We’ve confirmed Alberta, British Columbia, Manitoba, Ontario, Quebec, and Saskatchewan have checked in and voted Fries.
Our favorite Brazilian has voted. Our favorite Norwegian has, too. So has Australia, Austria, Belarus, Czech Republic, France, Germany, Greece, India, Italy, Latvia, Morocco, New Zealand, Poland, Romania, Russia, Slovakia, Spain, Sweden, Switzerland, Turkey, Ukraine, and the United Kingdom.
I didn’t even know what Mauritania was until we found out they read the site, and count themselves among the Wings faithful.
A very small percentage of those fine folks can actually cash in on curly fries if one of their beloved goes hatty. But each and every one of them wants the Detroit contingent to be able to cash in, because they know that’s what’s right.
Our campaign manager, CaptNorris at The Winged Wheel, has been doing an excellent job keeping track of which states are trending Curlies, and which are still under the veil of evil and darkness (and Nascar).
As you can see, the three of us that make up The Production Line won’t let our states falter. None of us call Michigan home anymore, though I’ll be spending Christmas with my folks. But that hasn’t deterred us from beginning this campaign. We knew which way the wind was blowing on this Curly Fries issue… and we took action. Because that’s what Red Wings fans do for each other. We bail each other out when we’re arrested for tossing Octopi, we wear orange hats to tribute a long-time fan, we scream Don’t Stop Believing so loudly that fans in every one of those countries listed above can hear it and know we’re singing for them, too.
We vote Curly Fries. Because that’s Red Wings fans want. You know who wants Junior Roast Beef?

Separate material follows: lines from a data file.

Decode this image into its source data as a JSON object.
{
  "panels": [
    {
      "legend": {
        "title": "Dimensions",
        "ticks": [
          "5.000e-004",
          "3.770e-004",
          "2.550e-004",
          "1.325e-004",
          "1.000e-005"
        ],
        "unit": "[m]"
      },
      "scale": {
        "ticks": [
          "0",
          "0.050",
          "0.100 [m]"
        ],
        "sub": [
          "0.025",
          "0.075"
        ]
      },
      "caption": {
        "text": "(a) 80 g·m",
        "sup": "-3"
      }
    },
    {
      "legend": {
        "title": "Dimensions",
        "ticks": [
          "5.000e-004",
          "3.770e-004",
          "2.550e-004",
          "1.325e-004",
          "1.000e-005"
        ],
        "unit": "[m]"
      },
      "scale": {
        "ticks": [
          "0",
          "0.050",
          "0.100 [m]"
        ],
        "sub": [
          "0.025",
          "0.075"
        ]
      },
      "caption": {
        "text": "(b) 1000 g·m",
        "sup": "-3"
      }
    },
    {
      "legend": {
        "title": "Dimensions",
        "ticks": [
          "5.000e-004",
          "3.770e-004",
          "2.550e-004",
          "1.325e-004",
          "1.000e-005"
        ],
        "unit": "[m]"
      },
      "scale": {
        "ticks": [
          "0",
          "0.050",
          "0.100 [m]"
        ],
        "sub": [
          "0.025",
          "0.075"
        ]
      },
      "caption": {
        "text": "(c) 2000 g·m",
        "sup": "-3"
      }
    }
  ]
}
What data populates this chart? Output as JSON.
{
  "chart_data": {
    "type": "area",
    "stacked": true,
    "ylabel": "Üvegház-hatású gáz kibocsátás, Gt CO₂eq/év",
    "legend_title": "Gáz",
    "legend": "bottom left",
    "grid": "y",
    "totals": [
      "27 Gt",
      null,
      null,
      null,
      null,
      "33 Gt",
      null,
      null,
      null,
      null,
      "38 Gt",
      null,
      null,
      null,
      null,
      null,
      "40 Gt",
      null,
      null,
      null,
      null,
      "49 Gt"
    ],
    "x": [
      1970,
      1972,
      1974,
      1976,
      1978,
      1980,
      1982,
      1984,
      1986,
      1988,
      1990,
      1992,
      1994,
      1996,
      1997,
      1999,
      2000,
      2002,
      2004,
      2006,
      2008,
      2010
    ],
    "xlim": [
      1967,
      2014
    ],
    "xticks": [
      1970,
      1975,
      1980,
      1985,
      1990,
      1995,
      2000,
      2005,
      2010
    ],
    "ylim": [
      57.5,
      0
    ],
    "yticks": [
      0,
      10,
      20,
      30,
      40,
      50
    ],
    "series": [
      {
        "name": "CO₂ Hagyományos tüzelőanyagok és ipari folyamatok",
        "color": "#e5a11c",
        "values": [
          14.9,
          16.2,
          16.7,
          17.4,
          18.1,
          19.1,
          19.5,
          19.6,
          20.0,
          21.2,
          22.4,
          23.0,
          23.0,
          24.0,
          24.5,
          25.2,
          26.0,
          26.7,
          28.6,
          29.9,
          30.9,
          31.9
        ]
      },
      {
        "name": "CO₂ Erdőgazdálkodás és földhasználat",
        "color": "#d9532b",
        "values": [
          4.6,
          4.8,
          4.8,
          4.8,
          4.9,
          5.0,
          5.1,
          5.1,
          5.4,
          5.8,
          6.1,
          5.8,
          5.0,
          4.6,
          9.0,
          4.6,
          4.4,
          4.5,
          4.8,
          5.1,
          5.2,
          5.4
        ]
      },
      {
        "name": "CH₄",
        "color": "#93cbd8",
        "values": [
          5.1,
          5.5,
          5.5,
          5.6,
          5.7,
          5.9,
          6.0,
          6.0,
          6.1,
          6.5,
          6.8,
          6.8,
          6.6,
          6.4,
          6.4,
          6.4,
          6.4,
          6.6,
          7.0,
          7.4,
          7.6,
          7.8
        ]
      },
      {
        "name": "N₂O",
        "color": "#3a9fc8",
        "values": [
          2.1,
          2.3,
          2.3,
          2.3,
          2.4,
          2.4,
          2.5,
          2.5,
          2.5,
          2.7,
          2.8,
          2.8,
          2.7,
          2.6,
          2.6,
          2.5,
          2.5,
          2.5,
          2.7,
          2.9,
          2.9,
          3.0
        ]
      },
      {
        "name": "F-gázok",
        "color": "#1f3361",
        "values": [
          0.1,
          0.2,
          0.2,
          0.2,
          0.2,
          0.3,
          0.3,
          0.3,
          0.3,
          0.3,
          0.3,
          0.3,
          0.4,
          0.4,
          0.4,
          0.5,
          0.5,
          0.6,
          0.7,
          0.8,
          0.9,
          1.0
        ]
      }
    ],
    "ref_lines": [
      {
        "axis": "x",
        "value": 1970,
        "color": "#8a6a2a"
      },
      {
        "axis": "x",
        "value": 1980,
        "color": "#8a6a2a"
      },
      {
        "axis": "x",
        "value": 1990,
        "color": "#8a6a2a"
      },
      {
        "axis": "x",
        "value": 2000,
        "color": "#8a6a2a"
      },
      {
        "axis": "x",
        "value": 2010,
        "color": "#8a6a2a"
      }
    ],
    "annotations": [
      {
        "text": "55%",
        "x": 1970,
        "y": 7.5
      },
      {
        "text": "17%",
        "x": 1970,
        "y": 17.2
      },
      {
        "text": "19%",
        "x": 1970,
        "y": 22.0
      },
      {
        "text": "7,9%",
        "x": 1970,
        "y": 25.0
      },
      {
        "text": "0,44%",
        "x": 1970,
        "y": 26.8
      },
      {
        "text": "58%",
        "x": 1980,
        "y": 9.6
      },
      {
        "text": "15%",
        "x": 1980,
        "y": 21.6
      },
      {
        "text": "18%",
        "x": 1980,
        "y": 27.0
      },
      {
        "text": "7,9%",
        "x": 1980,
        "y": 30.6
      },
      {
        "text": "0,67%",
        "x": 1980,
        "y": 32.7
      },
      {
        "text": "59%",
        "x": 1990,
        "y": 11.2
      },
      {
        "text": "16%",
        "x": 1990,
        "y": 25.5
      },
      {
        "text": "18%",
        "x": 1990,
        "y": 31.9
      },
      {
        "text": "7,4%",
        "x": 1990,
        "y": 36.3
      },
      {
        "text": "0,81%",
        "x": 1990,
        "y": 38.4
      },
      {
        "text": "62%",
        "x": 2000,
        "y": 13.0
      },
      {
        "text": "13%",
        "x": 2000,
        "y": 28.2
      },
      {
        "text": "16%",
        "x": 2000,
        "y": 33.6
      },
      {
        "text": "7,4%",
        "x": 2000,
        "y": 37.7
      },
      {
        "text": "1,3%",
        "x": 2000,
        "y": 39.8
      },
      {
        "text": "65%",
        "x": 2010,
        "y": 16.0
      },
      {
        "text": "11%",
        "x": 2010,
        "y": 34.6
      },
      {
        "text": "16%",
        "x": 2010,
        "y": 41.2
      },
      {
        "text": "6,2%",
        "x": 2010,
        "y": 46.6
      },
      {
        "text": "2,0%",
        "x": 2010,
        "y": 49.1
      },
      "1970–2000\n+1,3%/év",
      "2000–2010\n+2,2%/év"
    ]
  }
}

After a tumultuous first 48 hours that saw our lead fluctuate from 97% to the fifties, Curly Fries are holding steady at 66%. This weekend saw the numbers begin to stabilize, moving only a few points – but staying between 65 and 70%. That doesn’t mean you should rest on your laurels. You need to continue voting. You should be voting right now, because you don’t know that Beefians aren’t hiding in the bushes.
Go ahead and click that link… we’ll still be here when you get back. And we’ll be here for a long time after that. Rest assured, Wings Nation, we won’t sleep until you get your Curly Fries back.